As a fitness coach, Lozano also recommends taking up a sport to tackle physical inactivity, especially since the pandemic-induced lockdown that was first imposed over a year ago now.
“I cannot stress how helpful the dynamics of sports can be for your life. I don’t have the words to articulate it,” he says. “All I can say is it should be part of your lifestyle, even if you are just a player in it for fun.”
Combine that with proper nutrition, which he likens to putting the right type and amount of gasoline in a car, as well as giving the body ample rest, Lozano guarantees good results.
“You can experiment with different diet and food approaches, too,” he adds, pointing out that one body reacts differently from another. “I usually go on different phases all year round.

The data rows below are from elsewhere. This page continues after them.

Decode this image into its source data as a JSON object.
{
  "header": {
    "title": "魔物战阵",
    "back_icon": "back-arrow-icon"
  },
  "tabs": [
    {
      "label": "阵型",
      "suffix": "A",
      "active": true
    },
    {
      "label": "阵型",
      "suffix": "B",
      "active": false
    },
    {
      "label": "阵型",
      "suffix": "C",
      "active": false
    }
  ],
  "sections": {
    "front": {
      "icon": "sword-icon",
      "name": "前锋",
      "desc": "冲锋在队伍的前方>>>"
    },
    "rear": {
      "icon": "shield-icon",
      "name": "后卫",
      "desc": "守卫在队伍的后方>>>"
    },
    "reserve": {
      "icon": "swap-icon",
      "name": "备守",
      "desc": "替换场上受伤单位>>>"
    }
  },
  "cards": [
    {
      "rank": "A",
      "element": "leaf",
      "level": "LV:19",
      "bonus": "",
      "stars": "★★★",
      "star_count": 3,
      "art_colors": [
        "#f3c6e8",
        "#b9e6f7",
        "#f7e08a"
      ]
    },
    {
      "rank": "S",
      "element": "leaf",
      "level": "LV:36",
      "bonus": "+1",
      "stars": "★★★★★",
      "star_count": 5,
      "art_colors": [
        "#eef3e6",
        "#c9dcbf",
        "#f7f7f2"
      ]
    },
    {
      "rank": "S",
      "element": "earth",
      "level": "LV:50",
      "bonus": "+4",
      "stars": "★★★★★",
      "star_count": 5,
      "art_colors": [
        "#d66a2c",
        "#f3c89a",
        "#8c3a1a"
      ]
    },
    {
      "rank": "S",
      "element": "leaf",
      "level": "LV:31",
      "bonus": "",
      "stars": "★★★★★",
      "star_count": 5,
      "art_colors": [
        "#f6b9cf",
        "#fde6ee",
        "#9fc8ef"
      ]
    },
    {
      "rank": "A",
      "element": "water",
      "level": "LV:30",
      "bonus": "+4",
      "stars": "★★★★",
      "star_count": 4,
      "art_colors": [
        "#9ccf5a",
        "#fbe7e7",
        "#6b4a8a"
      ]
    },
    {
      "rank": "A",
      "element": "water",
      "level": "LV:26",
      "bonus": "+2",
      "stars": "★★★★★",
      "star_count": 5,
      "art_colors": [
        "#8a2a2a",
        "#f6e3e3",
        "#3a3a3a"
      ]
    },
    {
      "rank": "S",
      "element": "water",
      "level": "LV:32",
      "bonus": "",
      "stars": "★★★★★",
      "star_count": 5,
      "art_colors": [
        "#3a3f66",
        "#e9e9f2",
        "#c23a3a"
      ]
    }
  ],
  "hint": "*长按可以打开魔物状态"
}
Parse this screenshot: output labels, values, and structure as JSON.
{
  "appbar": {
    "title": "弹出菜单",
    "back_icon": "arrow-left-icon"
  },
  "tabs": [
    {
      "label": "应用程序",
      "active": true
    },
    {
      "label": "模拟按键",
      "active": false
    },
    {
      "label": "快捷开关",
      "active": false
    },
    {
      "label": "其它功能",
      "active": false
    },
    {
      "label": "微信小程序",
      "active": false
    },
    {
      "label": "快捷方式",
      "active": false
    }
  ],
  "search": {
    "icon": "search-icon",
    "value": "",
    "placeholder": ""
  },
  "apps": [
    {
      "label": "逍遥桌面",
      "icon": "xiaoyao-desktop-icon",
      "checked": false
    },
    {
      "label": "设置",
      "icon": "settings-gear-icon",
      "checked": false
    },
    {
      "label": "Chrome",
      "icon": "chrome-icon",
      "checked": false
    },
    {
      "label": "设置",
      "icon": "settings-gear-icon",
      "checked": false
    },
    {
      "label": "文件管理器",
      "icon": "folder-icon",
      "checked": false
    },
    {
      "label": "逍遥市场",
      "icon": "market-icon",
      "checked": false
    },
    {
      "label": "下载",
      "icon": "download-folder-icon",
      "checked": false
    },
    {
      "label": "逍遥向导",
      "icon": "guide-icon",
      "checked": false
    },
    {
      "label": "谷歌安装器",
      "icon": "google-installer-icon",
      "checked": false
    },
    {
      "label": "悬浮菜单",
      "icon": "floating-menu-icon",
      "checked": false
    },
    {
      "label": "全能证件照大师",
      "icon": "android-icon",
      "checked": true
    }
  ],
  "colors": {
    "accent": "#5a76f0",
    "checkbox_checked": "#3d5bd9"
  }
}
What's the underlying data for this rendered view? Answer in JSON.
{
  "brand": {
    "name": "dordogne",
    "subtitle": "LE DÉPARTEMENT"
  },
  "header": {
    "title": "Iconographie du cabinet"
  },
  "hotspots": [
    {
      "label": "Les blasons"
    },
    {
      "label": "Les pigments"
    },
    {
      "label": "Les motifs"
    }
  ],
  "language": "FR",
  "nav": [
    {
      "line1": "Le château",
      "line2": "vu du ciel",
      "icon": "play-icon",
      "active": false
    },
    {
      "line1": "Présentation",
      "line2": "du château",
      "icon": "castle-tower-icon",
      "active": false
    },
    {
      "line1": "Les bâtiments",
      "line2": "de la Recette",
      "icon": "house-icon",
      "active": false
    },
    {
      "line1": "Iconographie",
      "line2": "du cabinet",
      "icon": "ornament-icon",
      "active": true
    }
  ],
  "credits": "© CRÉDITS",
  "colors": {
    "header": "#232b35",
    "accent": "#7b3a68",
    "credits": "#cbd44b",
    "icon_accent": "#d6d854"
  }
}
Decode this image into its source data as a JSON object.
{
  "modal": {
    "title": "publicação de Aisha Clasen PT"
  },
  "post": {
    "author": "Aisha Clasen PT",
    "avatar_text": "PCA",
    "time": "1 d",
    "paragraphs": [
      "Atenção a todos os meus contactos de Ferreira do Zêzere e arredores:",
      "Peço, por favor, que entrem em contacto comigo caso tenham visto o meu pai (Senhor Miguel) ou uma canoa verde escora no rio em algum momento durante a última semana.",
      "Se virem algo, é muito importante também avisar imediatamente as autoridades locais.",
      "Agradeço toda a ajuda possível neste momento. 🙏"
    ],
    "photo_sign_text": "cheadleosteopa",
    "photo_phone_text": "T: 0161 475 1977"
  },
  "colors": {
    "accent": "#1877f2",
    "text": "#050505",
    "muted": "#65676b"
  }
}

The only thing constant for me is my eating pattern, which is intermittent fasting.”
While the limitations of the pandemic are understandable in terms of access to gyms and equipment, Lozano says there’s one thing that can be done even at the comfort of one’s own home: “research, research, and research.”
“There’s absolutely no excuse not to have some idea of what you can do correctly,” he says. “Instead of wasting your time on social media, browsing other people’s lives, go to Google and type anything about what you want to know and start from there.”